On hearing of a process-server’s approach, locals used to wave red flags (sometimes improvised from petticoats) to alert others and attract an obstructive crowd.

The dictionary-adorning fate of Charles Boycott began in exactly such a manner.

Not that any of this will help Mayo finally win an All-Ireland, in their undying quest for which most neutrals (and even the more humane class of Dubliner) are now emotionally invested.

Yes, the county’s historic resistance to process-servers could provide the theme of a pre-match rallying speech in the style of Phil Bennet’s semi-legendary diatribe against the English oppressor.

But Mayo have probably tried that already. And anyway, motivation is not one of the things they lack. Nor is courage, or character, as their recovery from yet another disastrous start in a final proved.

By contrast, Dublin's early goal on Sunday brought me back to that county's Ground Zero – the 2009 quarter-final against Kerry. Then it was Kerry who scored in the first minute, with a similarly daisy-caressing finish by Colm Cooper.

But unlike Mayo, Dublin promptly fell apart that day, as if the first minute of a game was the worst time to concede a goal, when in fact, as any good coach (and the Kerry 1982 team) will tell you, the last minute is a lot worse.

I was there in 2009 and still remember the sound of tumble-weed on Hill 16 as the game ended with Kerry ahead 1-24 to 1-7.

There wasn’t much talk about breaking Dublin up into three parts then.

But Mayo have again and again proven themselves unflappable in the face of setbacks. It’s just their misfortune to be up against a team that is at least their equal in mental fortitude and, when physical fatigue strikes, always has a deeper pool of reinforcements.

Most of the praise for Dublin’s winning score on Sunday fell on the well-named Dean Rock, who held his nerve to kick it.
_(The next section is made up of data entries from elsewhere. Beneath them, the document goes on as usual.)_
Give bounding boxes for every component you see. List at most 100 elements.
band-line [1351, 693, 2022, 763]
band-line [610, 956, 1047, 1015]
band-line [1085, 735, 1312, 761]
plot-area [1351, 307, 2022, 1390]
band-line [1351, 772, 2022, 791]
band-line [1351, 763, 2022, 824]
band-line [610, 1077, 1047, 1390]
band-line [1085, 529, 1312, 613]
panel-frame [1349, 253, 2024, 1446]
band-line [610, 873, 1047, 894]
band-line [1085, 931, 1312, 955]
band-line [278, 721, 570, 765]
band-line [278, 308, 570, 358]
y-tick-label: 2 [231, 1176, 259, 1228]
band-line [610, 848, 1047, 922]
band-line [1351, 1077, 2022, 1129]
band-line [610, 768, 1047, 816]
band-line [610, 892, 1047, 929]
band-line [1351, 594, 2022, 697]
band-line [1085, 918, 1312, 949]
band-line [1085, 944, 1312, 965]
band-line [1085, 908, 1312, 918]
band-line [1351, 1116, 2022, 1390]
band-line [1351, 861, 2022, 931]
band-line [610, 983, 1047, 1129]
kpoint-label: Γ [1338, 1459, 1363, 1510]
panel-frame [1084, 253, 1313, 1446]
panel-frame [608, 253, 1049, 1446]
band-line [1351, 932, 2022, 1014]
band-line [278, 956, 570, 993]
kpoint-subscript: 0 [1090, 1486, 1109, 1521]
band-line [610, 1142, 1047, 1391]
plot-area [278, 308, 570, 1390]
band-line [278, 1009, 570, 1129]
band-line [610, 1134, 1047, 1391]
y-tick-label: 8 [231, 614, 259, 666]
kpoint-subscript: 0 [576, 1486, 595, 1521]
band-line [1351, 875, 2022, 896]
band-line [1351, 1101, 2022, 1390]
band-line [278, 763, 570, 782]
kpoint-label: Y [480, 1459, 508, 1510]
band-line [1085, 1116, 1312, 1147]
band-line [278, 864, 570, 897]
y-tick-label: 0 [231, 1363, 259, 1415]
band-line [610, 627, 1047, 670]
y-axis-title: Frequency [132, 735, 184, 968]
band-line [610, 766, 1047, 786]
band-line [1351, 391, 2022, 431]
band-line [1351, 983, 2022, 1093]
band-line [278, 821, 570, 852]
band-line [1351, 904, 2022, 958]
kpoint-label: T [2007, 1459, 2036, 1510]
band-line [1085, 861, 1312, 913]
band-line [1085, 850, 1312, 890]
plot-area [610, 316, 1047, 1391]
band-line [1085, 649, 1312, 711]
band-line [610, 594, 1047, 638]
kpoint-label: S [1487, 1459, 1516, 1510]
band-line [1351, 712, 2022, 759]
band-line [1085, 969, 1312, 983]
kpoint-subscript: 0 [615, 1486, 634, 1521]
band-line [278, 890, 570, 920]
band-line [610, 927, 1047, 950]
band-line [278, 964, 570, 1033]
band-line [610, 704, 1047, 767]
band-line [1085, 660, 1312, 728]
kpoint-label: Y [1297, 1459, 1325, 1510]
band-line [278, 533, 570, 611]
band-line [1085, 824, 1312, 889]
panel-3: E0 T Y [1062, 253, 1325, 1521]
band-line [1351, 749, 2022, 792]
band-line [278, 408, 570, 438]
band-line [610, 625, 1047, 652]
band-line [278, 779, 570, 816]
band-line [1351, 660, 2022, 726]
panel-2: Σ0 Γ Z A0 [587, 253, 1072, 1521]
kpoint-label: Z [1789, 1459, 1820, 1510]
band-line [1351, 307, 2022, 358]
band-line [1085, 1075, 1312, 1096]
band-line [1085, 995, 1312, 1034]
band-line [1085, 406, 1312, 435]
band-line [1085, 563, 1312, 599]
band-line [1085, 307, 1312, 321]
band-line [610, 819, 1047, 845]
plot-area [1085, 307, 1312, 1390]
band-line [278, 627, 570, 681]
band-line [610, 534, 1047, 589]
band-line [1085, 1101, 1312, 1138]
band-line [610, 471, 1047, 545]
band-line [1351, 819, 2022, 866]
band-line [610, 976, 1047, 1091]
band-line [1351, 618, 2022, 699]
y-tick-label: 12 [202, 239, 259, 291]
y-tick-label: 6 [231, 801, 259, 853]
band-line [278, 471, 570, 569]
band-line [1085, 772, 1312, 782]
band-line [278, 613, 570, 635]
Before that, however, the free had to be won.

This was where the gifted but volatile Diarmuid Connolly came in.

The risk of bringing him on at all in such a game had already proved negligible. He was as calm as the eye of a storm throughout the second half. He was also nowhere near the scene of the violence when Messrs Small and Vaughan had to be evicted.

But with the final whistle looming, it was Connolly who made the run and took the hit.

Then he got up, dusted himself off, and gave the ball to Rock.

After that, he gestured to his team-mates to calm down.

And then he walked away, with the steely look of a man who knew that he’d served the process.